Stephen Colbert, during a week long promotion of New Zealand recently posed the question. ‘How much of your national economy is based on whimsy?”
Interesting question. Bret McKenzie and Jemaine Clement, Taika Waititi, are our present whimsical big daddies but it must be noted that they, although huge amplifiers of our quirky, understated, laconic and intelligently self aware humour are just that, amplifiers.The signal itself is and has always been an intrinsic part of New Zealands self expression.
We are cackling church mice giggling in the nook of someone elses cathedral and we like it that way.
There are others, less well known but making an impression internationally nevertheless.
Sam Wills, ‘The Boy With Tape On His Face’ has performed at the Royal Gala in London and has had a multi year residency show in Vegas.
Guy Williams has an international online following with his 'New Zealand Today’ comic reporting of small-town NZ eccentricities.
This month also a New Zealand Clown won the Silver prize at the Saint-Paul-lès-Dax International Circus Performers festival in France.

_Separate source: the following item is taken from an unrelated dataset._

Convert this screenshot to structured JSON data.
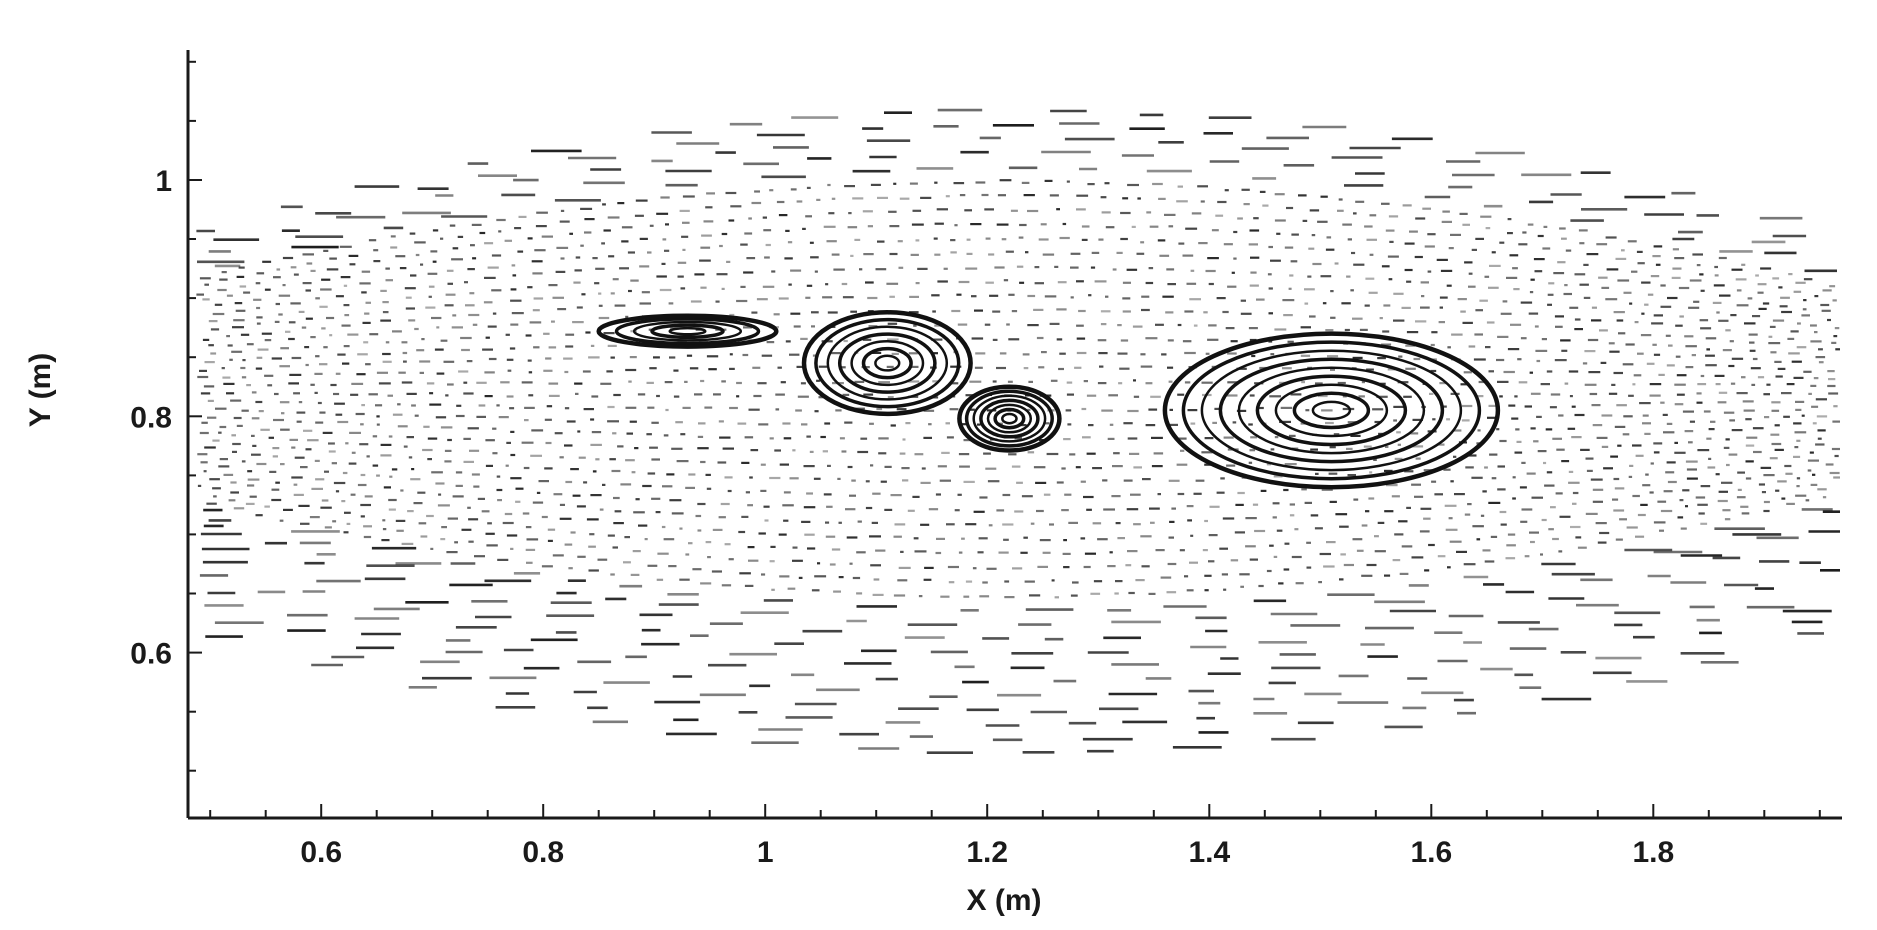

It’s like the Emmys of circus awards, the oscars being either the International Circus Festival of Monte Carlo or the International Circus Festival of Budapest.

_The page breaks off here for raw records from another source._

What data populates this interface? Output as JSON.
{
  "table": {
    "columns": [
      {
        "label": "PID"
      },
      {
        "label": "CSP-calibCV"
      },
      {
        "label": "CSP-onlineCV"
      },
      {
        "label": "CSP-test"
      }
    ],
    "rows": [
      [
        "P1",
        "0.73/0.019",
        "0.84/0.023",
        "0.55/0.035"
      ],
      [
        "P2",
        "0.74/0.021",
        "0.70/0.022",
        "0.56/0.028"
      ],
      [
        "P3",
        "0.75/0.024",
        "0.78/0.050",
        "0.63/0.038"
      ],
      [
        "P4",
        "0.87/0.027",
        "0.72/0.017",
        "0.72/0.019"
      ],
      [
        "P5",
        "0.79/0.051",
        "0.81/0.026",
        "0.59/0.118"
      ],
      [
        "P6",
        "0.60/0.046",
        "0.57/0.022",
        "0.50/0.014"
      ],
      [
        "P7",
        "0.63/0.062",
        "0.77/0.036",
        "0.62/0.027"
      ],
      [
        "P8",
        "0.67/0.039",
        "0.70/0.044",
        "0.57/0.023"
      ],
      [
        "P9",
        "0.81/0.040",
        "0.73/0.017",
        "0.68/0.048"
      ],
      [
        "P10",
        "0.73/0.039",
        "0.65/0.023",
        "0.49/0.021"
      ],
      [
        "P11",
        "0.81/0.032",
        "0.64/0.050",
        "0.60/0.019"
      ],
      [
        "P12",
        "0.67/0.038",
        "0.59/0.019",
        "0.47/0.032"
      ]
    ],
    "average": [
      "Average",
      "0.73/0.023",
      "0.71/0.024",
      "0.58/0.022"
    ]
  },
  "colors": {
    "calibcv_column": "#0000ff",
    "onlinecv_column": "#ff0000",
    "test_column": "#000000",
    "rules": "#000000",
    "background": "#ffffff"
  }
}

However in the world of studied and applied whimsy there are not too many opportunities where Clown is briefly taken seriously and accolades awarded and for a New Zealander to excel is cause for celebration.
What I like to call ‘High end Clown’ is a rarified yet pan culturally accessible medium that discards buffoonery and superficial wit and instead focuses on the creation of shared moments in which usually a solo artist creates a temporary world that entrances, beguiles and stimulates a profoundly palliative quality in which our ability to laugh at ourselves supersedes all else.
That’s quite a trick, to do it without language, solo and by means of a subterranean authority built on a low status clown foundation even more so.
Fraser Hooper lives in Wellington.
His Clown is a kind of downtrodden optimist who needs his audiences help to create a world in which he can find peace.
He ends up creating more than that instead producing a riotous celebration of collaboration within a temporary surreal whimsical bubble that is his show.
He’s measured and subtle and constructively sly and his recognition internationally is no surprise to me and I hope he inspires more New Zealanders in the celebration of our own form of whimsy and for some perhaps, in our increasing dour world, a true rebellious vocation in the creation of more of it.